The group talked with Selectman Marpe via phone and met Charles Haberstroh, Chair of the town’s Parks and Recreation Commission, to share the feedback they received on the website.

When asked what policies or specific changes the group would like to see implemented, Breig said, “We decided early on that we were not going to have proposals as a group.” However, “we want it to be a fair and reasonable solution that’s in keeping with the history and the character and the values of the town.”

On Sept. 18 “Marpe-Tooker for Westport” sent an email to supporters addressing beach concerns: “Our administration is investing in Compo Beach’s future while also respecting its past.”

Marpe-Tooker included a list of improvements made at the beach over the last four year and said, “This fall, we will commence renovations to the boathouse and pavilion, including upgrading the bathrooms and roofs to make them more attractive and safe.

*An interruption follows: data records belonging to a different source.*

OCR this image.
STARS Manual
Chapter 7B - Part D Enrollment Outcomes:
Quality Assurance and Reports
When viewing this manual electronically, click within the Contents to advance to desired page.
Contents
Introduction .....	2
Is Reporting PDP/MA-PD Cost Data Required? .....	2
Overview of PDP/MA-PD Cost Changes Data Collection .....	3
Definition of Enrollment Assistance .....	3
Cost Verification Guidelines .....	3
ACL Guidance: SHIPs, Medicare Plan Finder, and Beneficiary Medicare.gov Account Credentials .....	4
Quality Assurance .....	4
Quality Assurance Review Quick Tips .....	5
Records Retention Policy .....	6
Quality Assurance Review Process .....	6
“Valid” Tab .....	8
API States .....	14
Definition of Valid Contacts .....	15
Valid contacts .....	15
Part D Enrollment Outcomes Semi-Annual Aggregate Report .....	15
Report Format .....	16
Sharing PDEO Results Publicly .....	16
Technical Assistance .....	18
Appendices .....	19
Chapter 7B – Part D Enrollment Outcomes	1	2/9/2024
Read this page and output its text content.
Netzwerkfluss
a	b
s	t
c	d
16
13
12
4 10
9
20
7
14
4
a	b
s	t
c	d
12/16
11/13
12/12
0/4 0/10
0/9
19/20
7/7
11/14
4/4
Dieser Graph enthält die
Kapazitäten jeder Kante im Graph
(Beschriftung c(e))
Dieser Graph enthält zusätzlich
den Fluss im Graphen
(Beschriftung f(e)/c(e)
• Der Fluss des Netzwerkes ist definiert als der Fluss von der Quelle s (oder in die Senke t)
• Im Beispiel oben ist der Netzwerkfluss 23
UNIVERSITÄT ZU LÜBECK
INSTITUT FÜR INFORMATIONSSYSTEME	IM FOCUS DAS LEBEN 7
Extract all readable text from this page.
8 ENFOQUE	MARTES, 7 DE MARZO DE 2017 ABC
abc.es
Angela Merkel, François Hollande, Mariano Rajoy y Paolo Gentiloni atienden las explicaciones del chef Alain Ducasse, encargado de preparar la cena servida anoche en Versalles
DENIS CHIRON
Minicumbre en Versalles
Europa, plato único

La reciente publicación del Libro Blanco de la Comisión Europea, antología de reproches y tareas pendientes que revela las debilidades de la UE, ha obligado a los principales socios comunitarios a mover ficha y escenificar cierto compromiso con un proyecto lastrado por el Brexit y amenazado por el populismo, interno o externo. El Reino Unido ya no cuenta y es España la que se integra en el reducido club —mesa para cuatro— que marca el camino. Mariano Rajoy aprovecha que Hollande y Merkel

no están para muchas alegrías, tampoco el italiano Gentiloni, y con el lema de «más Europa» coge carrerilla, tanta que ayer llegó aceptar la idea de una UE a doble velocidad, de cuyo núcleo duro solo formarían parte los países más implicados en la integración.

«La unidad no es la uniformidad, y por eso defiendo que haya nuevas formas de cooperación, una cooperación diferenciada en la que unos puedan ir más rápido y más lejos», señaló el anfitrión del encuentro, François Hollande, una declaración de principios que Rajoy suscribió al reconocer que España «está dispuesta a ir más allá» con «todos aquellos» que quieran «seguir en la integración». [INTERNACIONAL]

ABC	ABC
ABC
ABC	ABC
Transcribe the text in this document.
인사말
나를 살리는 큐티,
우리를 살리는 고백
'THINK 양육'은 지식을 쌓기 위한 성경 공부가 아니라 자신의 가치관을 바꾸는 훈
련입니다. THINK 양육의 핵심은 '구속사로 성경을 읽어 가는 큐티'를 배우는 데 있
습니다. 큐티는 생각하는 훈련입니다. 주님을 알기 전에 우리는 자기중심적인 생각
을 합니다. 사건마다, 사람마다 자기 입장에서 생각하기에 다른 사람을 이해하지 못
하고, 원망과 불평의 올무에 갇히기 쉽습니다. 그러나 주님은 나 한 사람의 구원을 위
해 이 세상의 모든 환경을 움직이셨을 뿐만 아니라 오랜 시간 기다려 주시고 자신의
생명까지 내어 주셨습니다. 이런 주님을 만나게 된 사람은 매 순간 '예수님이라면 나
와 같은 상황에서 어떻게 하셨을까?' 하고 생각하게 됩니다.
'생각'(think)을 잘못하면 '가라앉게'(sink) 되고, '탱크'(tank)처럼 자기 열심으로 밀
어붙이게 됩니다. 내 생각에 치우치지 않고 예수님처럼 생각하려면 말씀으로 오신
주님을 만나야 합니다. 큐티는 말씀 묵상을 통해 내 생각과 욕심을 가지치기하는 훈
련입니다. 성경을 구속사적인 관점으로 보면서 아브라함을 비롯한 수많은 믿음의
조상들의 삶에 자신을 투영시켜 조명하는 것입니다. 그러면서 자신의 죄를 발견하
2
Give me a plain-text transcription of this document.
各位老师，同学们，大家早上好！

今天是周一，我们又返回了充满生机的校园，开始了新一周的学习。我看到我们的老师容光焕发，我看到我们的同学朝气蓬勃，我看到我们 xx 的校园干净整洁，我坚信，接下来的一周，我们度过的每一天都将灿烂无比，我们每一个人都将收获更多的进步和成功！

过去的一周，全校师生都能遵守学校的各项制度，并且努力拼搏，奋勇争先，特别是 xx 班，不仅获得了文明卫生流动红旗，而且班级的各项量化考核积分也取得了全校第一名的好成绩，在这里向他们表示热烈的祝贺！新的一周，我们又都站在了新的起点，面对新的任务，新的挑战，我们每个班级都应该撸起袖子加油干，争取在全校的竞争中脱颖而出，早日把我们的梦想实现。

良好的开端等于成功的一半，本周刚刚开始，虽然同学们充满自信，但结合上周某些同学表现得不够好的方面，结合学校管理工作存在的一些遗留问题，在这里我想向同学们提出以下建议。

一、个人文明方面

We are exploring options to extend the beach walkway and build permanent accessible bathrooms in the South Beach area.”

The email also stated that Marpe-Tooker, “instructed the Parks and Recreation Department and Commission to conduct a full review to address traffic, overcrowding and maintenance issues that result from increased use.”

Democratic first and second selectman challengers Melissa Kane and Rob Simmelkjaer followed-up on beach concerns with an email to their supporters dated Sept. 24. The duo promised, “We can make sure you spend less of your summer waiting in line to get into an overcrowded Compo Beach, and that both Compo and Longshore are up to the standards Westport deserves.”

If elected, the pair plans to improve Compo and Longshore by “limiting the number of day passes sold on the most popular weekends,” “stopping sales of day passes at the Compo entrance,” “building permanent bathrooms on the south side of the beach,” “ensuring proper maintenance,” and “making simple improvements to the Longshore Pool.”

Haberstroh said his commission’s Oct. 18 meeting will address the group’s concerns. An agenda has yet to be posted for the upcoming meeting.

Other recommendations will be proposed at later meetings because, as Haberstroh said, “There are some recommendations that require more study and we want to make sure whatever the recommendations are they don’t have unintended consequences.”

“We’re trying to address as many concerns as we can as quickly as we can but there’s no rush to do so before Nov. 1,” Haberstroh said.

Parks and Recreation Department Director Jennifer Fava echoed Haberstroh’s comments and added, “Some recommendations require a little bit more investigation and thought so that we can make sure they are feasible and able to be implemented.”

Although winter is quickly approaching, concerns about summer at Compo beach will likely stay on the minds of many in town in the month’s to come.